I'm not sure physical is the best way to refer to a digital file existing otherwise this looks good to me. How about changing it to be static for the files that live on the file system and and dynamic for the WordPress generated ones?

#11 @audrasjb
12 months ago

👆 The above wording proposal makes a lot of sense to me.

#12 @jorbin
12 months ago

  • Owner changed from audrasjb to jorbin
  • Status changed from accepted to assigned

I've updated the PR and intend to commit it tomorrow if there is no objection. As a part of this, I also added a check to make sure that rewrite rules allow before saying that WP can serve the dynamic file.

This ticket was mentioned in Slack in #core by audrasjb. View the logs.


12 months ago

#14 @jorbin
12 months ago

  • Resolution set to fixed
  • Status changed from assigned to closed

In 59890:

Site Health: Add a robots.txt check to the server data.

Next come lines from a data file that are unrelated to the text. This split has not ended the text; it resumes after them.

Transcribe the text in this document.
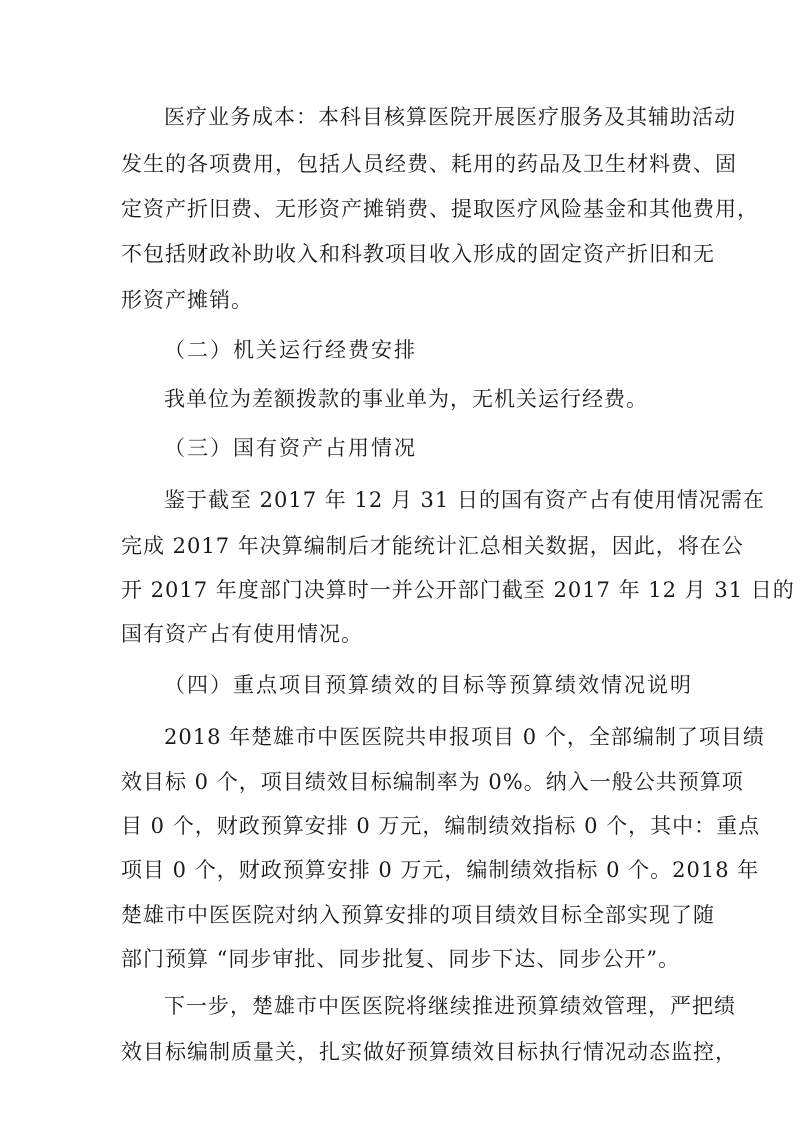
医疗业务成本：本科目核算医院开展医疗服务及其辅助活动
发生的各项费用，包括人员经费、耗用的药品及卫生材料费、固
定资产折旧费、无形资产摊销费、提取医疗风险基金和其他费用，
不包括财政补助收入和科教项目收入形成的固定资产折旧和无
形资产摊销。
（二）机关运行经费安排
我单位为差额拨款的事业单为，无机关运行经费。
（三）国有资产占用情况
鉴于截至 2017 年 12 月 31 日的国有资产占有使用情况需在
完成 2017 年决算编制后才能统计汇总相关数据，因此，将在公
开 2017 年度部门决算时一并公开部门截至 2017 年 12 月 31 日的
国有资产占有使用情况。
（四）重点项目预算绩效的目标等预算绩效情况说明
2018 年楚雄市中医医院共申报项目 0 个，全部编制了项目绩
效目标 0 个，项目绩效目标编制率为 0%。纳入一般公共预算项
目 0 个，财政预算安排 0 万元，编制绩效指标 0 个，其中：重点
项目 0 个，财政预算安排 0 万元，编制绩效指标 0 个。2018 年
楚雄市中医医院对纳入预算安排的项目绩效目标全部实现了随
部门预算 “同步审批、同步批复、同步下达、同步公开”。
下一步，楚雄市中医医院将继续推进预算绩效管理，严把绩
效目标编制质量关，扎实做好预算绩效目标执行情况动态监控，
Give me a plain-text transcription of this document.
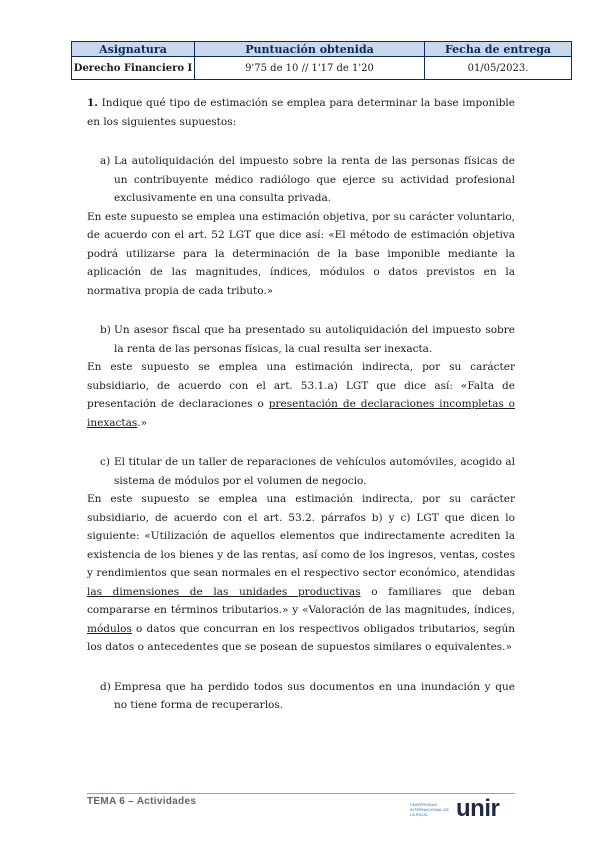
Asignatura	Puntuación obtenida	Fecha de entrega
Derecho Financiero I	9'75 de 10 // 1'17 de 1'20	01/05/2023.

1. Indique qué tipo de estimación se emplea para determinar la base imponible en los siguientes supuestos:

a) La autoliquidación del impuesto sobre la renta de las personas físicas de un contribuyente médico radiólogo que ejerce su actividad profesional exclusivamente en una consulta privada.

En este supuesto se emplea una estimación objetiva, por su carácter voluntario, de acuerdo con el art. 52 LGT que dice así: «El método de estimación objetiva podrá utilizarse para la determinación de la base imponible mediante la aplicación de las magnitudes, índices, módulos o datos previstos en la normativa propia de cada tributo.»

b) Un asesor fiscal que ha presentado su autoliquidación del impuesto sobre la renta de las personas físicas, la cual resulta ser inexacta.

En este supuesto se emplea una estimación indirecta, por su carácter subsidiario, de acuerdo con el art. 53.1.a) LGT que dice así: «Falta de presentación de declaraciones o presentación de declaraciones incompletas o inexactas.»

c) El titular de un taller de reparaciones de vehículos automóviles, acogido al sistema de módulos por el volumen de negocio.

En este supuesto se emplea una estimación indirecta, por su carácter subsidiario, de acuerdo con el art. 53.2. párrafos b) y c) LGT que dicen lo siguiente: «Utilización de aquellos elementos que indirectamente acrediten la existencia de los bienes y de las rentas, así como de los ingresos, ventas, costes y rendimientos que sean normales en el respectivo sector económico, atendidas las dimensiones de las unidades productivas o familiares que deban compararse en términos tributarios.» y «Valoración de las magnitudes, índices, módulos o datos que concurran en los respectivos obligados tributarios, según los datos o antecedentes que se posean de supuestos similares o equivalentes.»

d) Empresa que ha perdido todos sus documentos en una inundación y que no tiene forma de recuperarlos.
TEMA 6 – Actividades	UNIVERSIDAD INTERNACIONAL DE LA RIOJA	unir
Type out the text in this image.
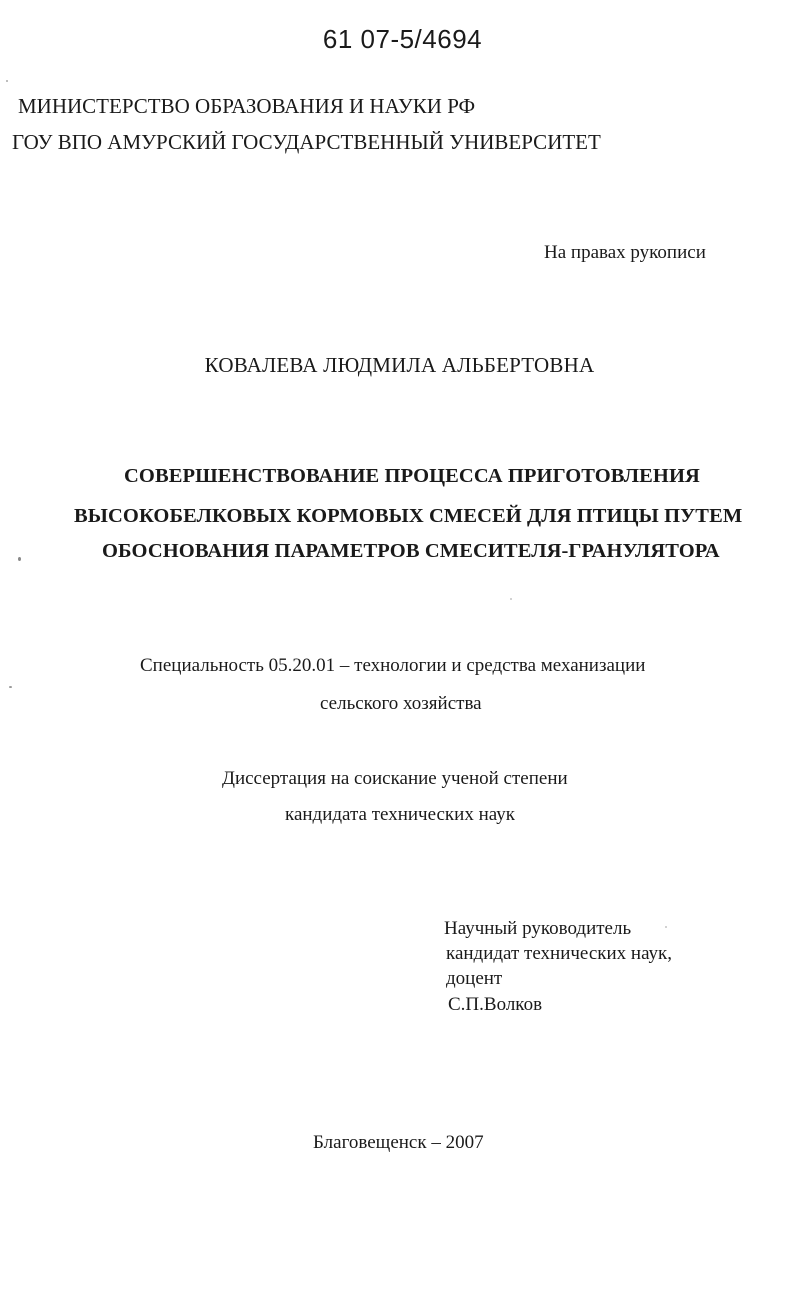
61 07-5/4694
МИНИСТЕРСТВО ОБРАЗОВАНИЯ И НАУКИ РФ
ГОУ ВПО АМУРСКИЙ ГОСУДАРСТВЕННЫЙ УНИВЕРСИТЕТ
На правах рукописи
КОВАЛЕВА ЛЮДМИЛА АЛЬБЕРТОВНА
СОВЕРШЕНСТВОВАНИЕ ПРОЦЕССА ПРИГОТОВЛЕНИЯ
ВЫСОКОБЕЛКОВЫХ КОРМОВЫХ СМЕСЕЙ ДЛЯ ПТИЦЫ ПУТЕМ
ОБОСНОВАНИЯ ПАРАМЕТРОВ СМЕСИТЕЛЯ-ГРАНУЛЯТОРА
Специальность 05.20.01 – технологии и средства механизации
сельского хозяйства
Диссертация на соискание ученой степени
кандидата технических наук
Научный руководитель
кандидат технических наук,
доцент
С.П.Волков
Благовещенск – 2007
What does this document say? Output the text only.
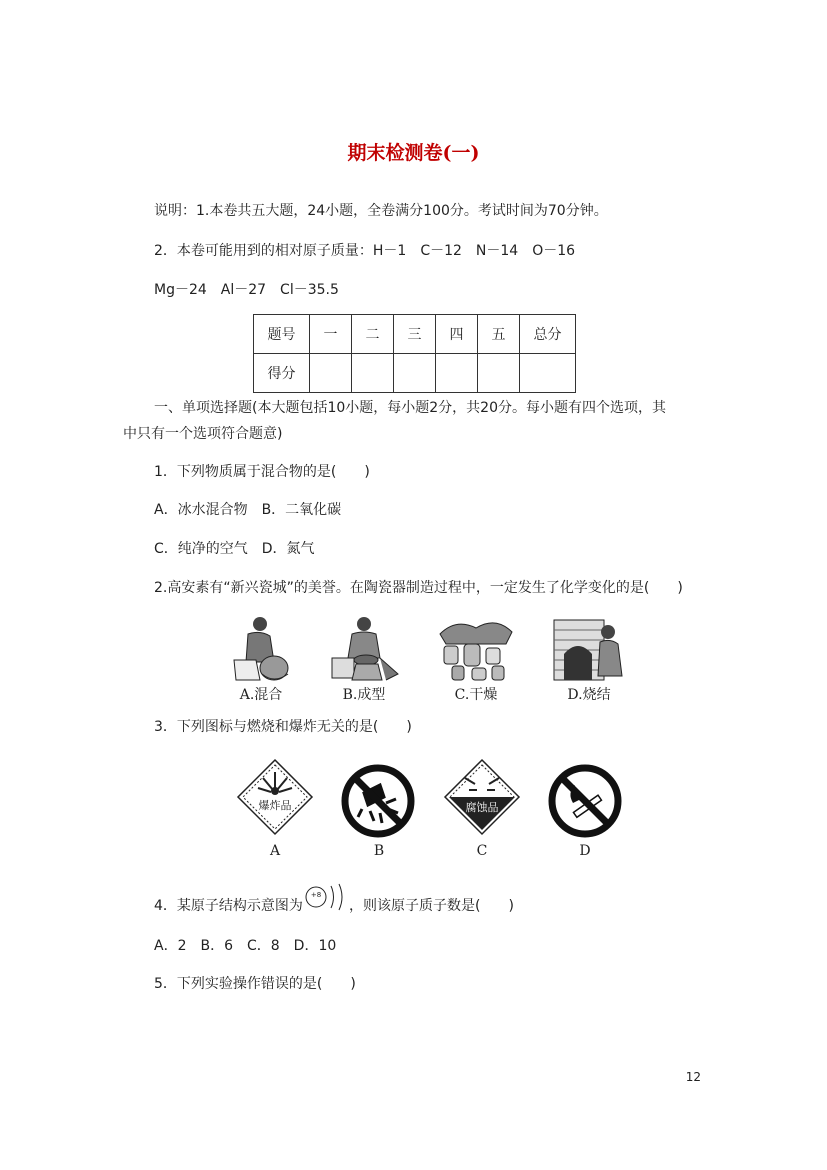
期末检测卷(一)
说明：1.本卷共五大题，24小题，全卷满分100分。考试时间为70分钟。
2．本卷可能用到的相对原子质量：H－1　C－12　N－14　O－16
Mg－24　Al－27　Cl－35.5
题号	一	二	三	四	五	总分
得分						
一、单项选择题(本大题包括10小题，每小题2分，共20分。每小题有四个选项，其
中只有一个选项符合题意)
1．下列物质属于混合物的是(　　)
A．冰水混合物　B．二氧化碳
C．纯净的空气　D．氮气
2.高安素有“新兴瓷城”的美誉。在陶瓷器制造过程中，一定发生了化学变化的是(　　)
A.混合	B.成型	C.干燥	D.烧结
3．下列图标与燃烧和爆炸无关的是(　　)
爆炸品
A	B
腐蚀品
C	D
4．某原子结构示意图为
+8
，则该原子质子数是(　　)
A．2　B．6　C．8　D．10
5．下列实验操作错误的是(　　)
12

Provide a bit of information about robots.txt to help people understand if the file is generated by WordPress.

Props zodiac1978, audrasjb, joostdevalk, jorbin.
Fixes #56595.

#15 @SergeyBiryukov
12 months ago

In 59894:

Site Health: Fix typo in the robots.txt check messages.

Follow-up to [59890].

See #56595.

Note: See TracTickets for help on using tickets.